As daylight and temperatures drop, fish alter their feeding habits

The revolving rear fin of Larry Dahlberg’s Whopper Plopper attracts big fish and triggers smashing strikes.
     Fishing, especially for rockfish, is about to get better. Decreasing temperatures mean that baitfish of all types —peanut bunker, silversides, anchovies, spot, yearling white perch and baby croaker — are moving toward deeper water.
     The days are also getting shorter, with the sun rising about a minute later every morning and setting about a minute earlier each evening. While not particularly noticeable to us over the short term, it definitely has an effect on the fish.
     Decreasing sunlight drives rockfish to feed up for winter. They are gathering in ever-larger schools in the Bay’s mainstem to avail themselves of the sudden presence of those gathering baitfish schools. They are also haunting the mouths of tributary shallows in the early morning and evening to dine on bait holding there.
     This change in their feeding habits requires a change in lures. Top-water anglers now favor surface plugs such as the MirrO Lure Top Dog series, especially in red and white, the Heddon Spook and Chug’n Spook series in chartreuse and bone colors and the Stillwater Smack It and Smack It Jr. series in Smokey Joe, Classic Black and Firetiger. 
     Another is the Whopper Plopper, a lure designed for muskies by IGFA Hall of Fame angler Larry Dahlberg. This unusual lure features a revolving rear fin that creates a distinctive commotion upon retrieve and attracts big fish and smashing strikes.
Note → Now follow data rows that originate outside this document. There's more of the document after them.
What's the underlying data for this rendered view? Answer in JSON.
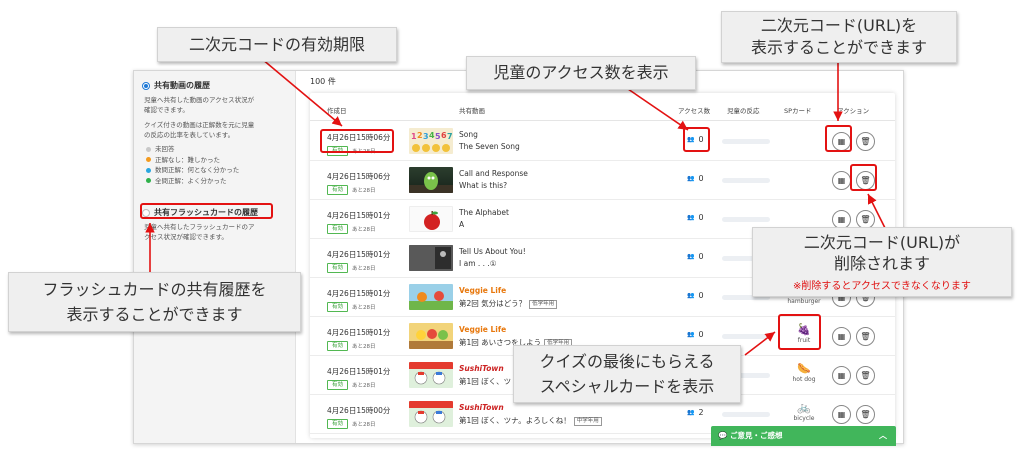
{
  "callouts": {
    "expiry": "二次元コードの有効期限",
    "access_count": "児童のアクセス数を表示",
    "qr_show_1": "二次元コード(URL)を",
    "qr_show_2": "表示することができます",
    "qr_delete_1": "二次元コード(URL)が",
    "qr_delete_2": "削除されます",
    "qr_delete_note": "※削除するとアクセスできなくなります",
    "flashcard_1": "フラッシュカードの共有履歴を",
    "flashcard_2": "表示することができます",
    "special_1": "クイズの最後にもらえる",
    "special_2": "スペシャルカードを表示"
  },
  "sidebar": {
    "section1_title": "共有動画の履歴",
    "section1_desc1": "児童へ共有した動画のアクセス状況が",
    "section1_desc2": "確認できます。",
    "section1_desc3": "クイズ付きの動画は正解数を元に児童",
    "section1_desc4": "の反応の比率を表しています。",
    "legend": [
      {
        "label": "未回答",
        "color": "#c8c8c8"
      },
      {
        "label": "正解なし：難しかった",
        "color": "#f39a1e"
      },
      {
        "label": "数問正解：何となく分かった",
        "color": "#2aa7e0"
      },
      {
        "label": "全問正解：よく分かった",
        "color": "#2fb14a"
      }
    ],
    "section2_title": "共有フラッシュカードの履歴",
    "section2_desc1": "児童へ共有したフラッシュカードのア",
    "section2_desc2": "クセス状況が確認できます。"
  },
  "main": {
    "count": "100 件",
    "headers": {
      "created": "作成日",
      "video": "共有動画",
      "access": "アクセス数",
      "reaction": "児童の反応",
      "sp_card": "SPカード",
      "action": "アクション"
    }
  },
  "rows": [
    {
      "date": "4月26日15時06分",
      "badge": "有効",
      "remain": "あと28日",
      "title": "Song",
      "sub": "The Seven Song",
      "access": "0",
      "card_name": ""
    },
    {
      "date": "4月26日15時06分",
      "badge": "有効",
      "remain": "あと28日",
      "title": "Call and Response",
      "sub": "What is this?",
      "access": "0",
      "card_name": ""
    },
    {
      "date": "4月26日15時01分",
      "badge": "有効",
      "remain": "あと28日",
      "title": "The Alphabet",
      "sub": "A",
      "access": "0",
      "card_name": ""
    },
    {
      "date": "4月26日15時01分",
      "badge": "有効",
      "remain": "あと28日",
      "title": "Tell Us About You!",
      "sub": "I am . . .①",
      "access": "0",
      "card_name": ""
    },
    {
      "date": "4月26日15時01分",
      "badge": "有効",
      "remain": "あと28日",
      "title": "Veggie Life",
      "sub": "第2回 気分はどう？",
      "grade": "低学年用",
      "access": "0",
      "card_name": "hamburger"
    },
    {
      "date": "4月26日15時01分",
      "badge": "有効",
      "remain": "あと28日",
      "title": "Veggie Life",
      "sub": "第1回 あいさつをしよう",
      "grade": "低学年用",
      "access": "0",
      "card_name": "fruit"
    },
    {
      "date": "4月26日15時01分",
      "badge": "有効",
      "remain": "あと28日",
      "title": "SushiTown",
      "sub": "第1回 ぼく、ツ",
      "access": "0",
      "card_name": "hot dog"
    },
    {
      "date": "4月26日15時00分",
      "badge": "有効",
      "remain": "あと28日",
      "title": "SushiTown",
      "sub": "第1回 ぼく、ツナ。よろしくね！",
      "grade": "中学年用",
      "access": "2",
      "card_name": "bicycle"
    }
  ],
  "feedback": {
    "label": "ご意見・ご感想"
  },
  "colors": {
    "highlight": "#e31212",
    "badge_green": "#2f9b2f",
    "feedback_green": "#41b65b",
    "title_orange": "#e8790f"
  }
}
     For one of the best light-tackle experiences on the Chesapeake, use medium-power spin and casting rods six and a half to seven feet long and reels spooled with 10- to 20-pound test monofilament and braided lines. When you hook up with a good striper in three to four feet of water, the fish has only one option for escape: an all-out run for deep water. Even a 20-inch fish will give a good account of itself under these conditions. The sound of a screaming drag will become much more common during the next two to three months.
     Anglers who favor soft plastic jigs such as BKDs and Bass Assassins will also continue to share in the action. Using a lighter jig head in one-eighth to one-quarter-ounce sizes — and weighted worm hooks on the soft-bodied lures in even lighter weights —allows anglers to search out their fish through the often rock-cluttered bottoms of the shallows. You’ll occasionally lose a lure, but the structure collisions will trigger any number of strikes during the retrieve.
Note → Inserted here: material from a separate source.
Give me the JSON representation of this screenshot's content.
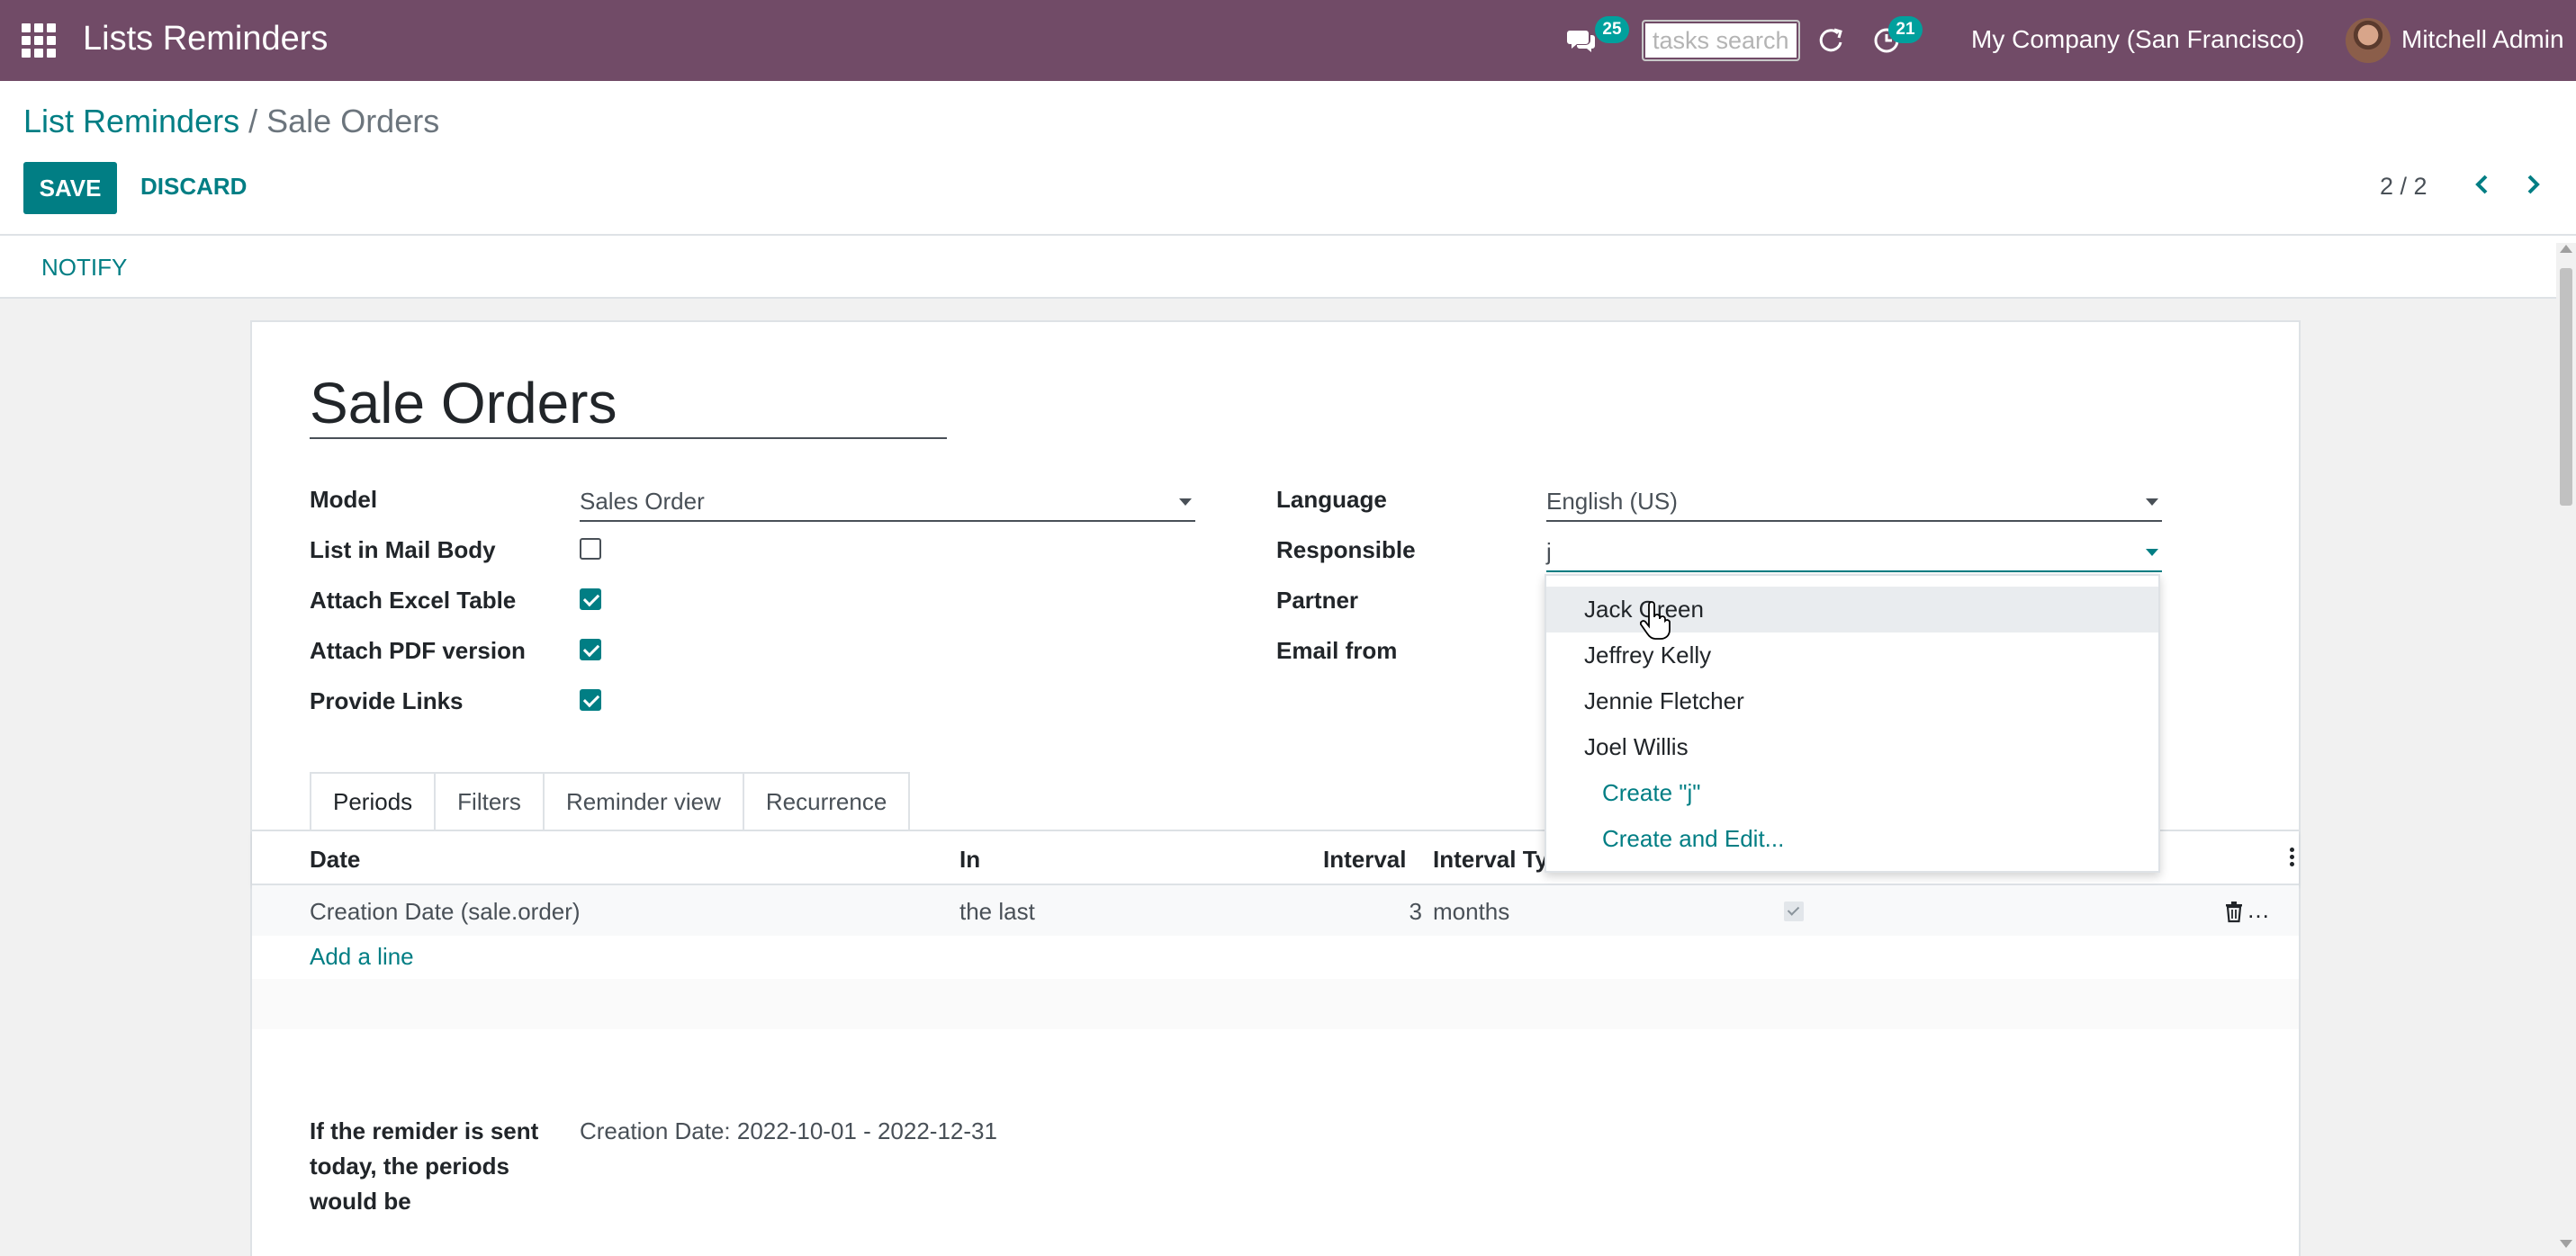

     The better colors include Albino Shad, Opening Night, Ripper, Electric Chicken and white and chartreuse in the five-inch standard and paddle tail models. If you’re fishing under the lights, a bubble gum pink model can also produce exceptionally well.
     Another type of lure that can prove deadly during the fall in four- to six-foot depths is the lipless Rat-L-Trap in one-half and three-quarter-ounce sizes. The better color schemes are the black back, chrome model and the same in gold, as well as the glow models (charged by flashlight) for late evening and nighttime fishing.
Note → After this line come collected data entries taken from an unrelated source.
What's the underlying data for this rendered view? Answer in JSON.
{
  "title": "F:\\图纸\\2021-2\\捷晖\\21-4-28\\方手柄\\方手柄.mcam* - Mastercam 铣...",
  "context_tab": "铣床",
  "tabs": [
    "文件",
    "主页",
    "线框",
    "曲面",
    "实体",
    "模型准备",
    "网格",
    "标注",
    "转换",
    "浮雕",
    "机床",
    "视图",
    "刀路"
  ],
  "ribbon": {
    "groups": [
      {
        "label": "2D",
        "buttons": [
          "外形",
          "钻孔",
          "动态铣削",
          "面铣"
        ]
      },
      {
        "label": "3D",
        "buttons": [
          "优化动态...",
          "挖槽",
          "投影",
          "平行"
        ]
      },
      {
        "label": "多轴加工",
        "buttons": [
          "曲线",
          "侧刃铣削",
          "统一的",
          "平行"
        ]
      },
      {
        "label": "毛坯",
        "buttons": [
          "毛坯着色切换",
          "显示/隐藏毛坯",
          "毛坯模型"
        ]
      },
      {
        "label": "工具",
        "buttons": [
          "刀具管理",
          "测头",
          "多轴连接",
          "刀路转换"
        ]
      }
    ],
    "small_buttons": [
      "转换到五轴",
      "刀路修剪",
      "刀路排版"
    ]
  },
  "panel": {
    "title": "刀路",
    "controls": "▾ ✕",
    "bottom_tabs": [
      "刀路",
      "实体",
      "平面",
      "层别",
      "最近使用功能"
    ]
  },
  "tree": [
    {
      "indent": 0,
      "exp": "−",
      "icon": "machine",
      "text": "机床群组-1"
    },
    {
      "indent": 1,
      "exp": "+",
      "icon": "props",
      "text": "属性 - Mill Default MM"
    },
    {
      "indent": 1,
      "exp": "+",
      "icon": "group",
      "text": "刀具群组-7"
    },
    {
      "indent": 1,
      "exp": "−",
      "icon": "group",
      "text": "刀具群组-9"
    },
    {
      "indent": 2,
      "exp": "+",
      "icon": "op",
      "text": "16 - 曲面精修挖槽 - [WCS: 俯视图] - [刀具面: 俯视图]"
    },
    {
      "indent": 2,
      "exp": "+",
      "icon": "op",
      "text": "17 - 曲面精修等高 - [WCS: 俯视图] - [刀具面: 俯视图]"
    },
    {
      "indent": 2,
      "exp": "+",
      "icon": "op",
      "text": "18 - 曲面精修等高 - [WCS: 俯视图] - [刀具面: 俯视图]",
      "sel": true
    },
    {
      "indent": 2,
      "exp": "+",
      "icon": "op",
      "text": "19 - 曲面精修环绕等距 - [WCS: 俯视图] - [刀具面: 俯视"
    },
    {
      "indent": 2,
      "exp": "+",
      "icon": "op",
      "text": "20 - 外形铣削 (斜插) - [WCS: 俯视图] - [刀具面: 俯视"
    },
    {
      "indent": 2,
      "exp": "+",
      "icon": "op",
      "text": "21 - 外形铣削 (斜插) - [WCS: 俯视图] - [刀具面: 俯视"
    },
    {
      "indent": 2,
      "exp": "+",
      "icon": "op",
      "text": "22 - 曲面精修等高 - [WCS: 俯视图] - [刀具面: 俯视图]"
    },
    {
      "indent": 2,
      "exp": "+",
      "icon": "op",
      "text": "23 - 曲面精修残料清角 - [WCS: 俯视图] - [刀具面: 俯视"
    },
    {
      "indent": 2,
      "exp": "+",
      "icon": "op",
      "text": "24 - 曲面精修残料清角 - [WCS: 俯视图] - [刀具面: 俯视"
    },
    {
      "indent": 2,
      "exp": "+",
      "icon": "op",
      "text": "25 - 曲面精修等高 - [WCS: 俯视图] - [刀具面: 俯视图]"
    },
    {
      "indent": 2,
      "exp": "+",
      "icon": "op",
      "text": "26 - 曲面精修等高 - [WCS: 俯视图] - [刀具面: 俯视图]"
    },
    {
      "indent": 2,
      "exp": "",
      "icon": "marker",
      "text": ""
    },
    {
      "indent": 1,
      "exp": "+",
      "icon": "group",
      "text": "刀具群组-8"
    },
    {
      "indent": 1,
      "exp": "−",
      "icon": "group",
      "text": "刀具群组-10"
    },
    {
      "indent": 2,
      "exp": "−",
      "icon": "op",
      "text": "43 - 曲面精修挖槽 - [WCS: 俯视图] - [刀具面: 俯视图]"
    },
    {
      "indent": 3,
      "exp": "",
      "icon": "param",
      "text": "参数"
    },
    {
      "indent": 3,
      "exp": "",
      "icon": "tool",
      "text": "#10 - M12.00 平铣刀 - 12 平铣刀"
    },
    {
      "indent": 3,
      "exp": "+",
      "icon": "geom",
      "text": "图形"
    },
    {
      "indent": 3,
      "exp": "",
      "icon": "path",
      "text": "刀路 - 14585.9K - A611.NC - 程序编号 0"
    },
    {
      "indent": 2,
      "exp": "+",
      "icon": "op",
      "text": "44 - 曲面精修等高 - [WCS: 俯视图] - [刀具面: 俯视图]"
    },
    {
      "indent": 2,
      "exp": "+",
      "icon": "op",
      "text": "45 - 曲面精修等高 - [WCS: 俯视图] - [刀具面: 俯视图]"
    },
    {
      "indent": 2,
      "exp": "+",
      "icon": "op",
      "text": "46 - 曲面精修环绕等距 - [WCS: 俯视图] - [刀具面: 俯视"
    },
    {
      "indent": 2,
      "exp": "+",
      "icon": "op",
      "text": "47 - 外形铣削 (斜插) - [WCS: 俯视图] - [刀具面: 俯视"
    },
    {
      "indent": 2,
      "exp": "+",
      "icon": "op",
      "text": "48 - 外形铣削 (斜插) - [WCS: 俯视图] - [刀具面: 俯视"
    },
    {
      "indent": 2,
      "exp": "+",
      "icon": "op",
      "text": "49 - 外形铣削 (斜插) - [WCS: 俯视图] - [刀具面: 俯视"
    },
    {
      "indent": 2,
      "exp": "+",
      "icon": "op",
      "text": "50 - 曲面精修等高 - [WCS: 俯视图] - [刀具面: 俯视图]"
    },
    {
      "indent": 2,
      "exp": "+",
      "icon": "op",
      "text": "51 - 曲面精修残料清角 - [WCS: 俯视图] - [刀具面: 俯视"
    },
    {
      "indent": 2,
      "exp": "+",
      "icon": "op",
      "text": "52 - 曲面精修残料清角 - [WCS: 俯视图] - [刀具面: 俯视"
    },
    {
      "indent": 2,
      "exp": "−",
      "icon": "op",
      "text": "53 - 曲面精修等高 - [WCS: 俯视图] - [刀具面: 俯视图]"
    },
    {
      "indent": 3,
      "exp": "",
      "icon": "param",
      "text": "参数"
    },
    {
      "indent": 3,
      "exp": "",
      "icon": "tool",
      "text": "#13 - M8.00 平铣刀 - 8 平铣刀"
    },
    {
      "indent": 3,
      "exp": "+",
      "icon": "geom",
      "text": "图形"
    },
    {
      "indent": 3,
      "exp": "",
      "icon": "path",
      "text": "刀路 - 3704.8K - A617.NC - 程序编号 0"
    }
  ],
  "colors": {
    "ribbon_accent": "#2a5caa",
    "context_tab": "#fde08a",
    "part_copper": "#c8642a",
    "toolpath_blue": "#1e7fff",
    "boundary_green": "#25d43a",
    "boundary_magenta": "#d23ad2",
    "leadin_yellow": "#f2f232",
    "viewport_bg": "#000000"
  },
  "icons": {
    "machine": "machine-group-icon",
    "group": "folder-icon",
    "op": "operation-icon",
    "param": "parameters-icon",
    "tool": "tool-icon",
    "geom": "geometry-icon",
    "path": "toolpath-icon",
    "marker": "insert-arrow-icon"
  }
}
     In deeper water, rockfish schools are now driving bait to the surface. For those breaking fish, virtually any lure that mimics the size of the bait being chased will draw strikes in a surface-feeding melee. Particularly effective are the Pline series of metal jigs. The Hogy epoxy minnow series does a great job of emulating silversides and anchovies as well as passing for peanut bunker in a pinch.
     Look for flocks of swirling and screaming gulls to find this action.

Fish Finder

     Rockfish are schooling and moving looking for baitfish schools now moving out of the tributaries. Fish are breaking in the early morning and late afternoon. Trollers are dragging medium-sized jigs adorned with Sassy Shads in four- to six-ounce weights. White is in favor with chartreuse not far behind. With the bluefish in the mix, Plan B is to switch to medium-sized spoons in silver and gold and red surgical hose in seven- to nine-inch sizes behind six to eight ounces of lead. Jigging on the schools with soft plastics and metal jigs is also effective throughout the day.
     White perch fishing remains productive as the fish school up in deeper water. Spot and croaker will not be here long. Crabbing is dying out.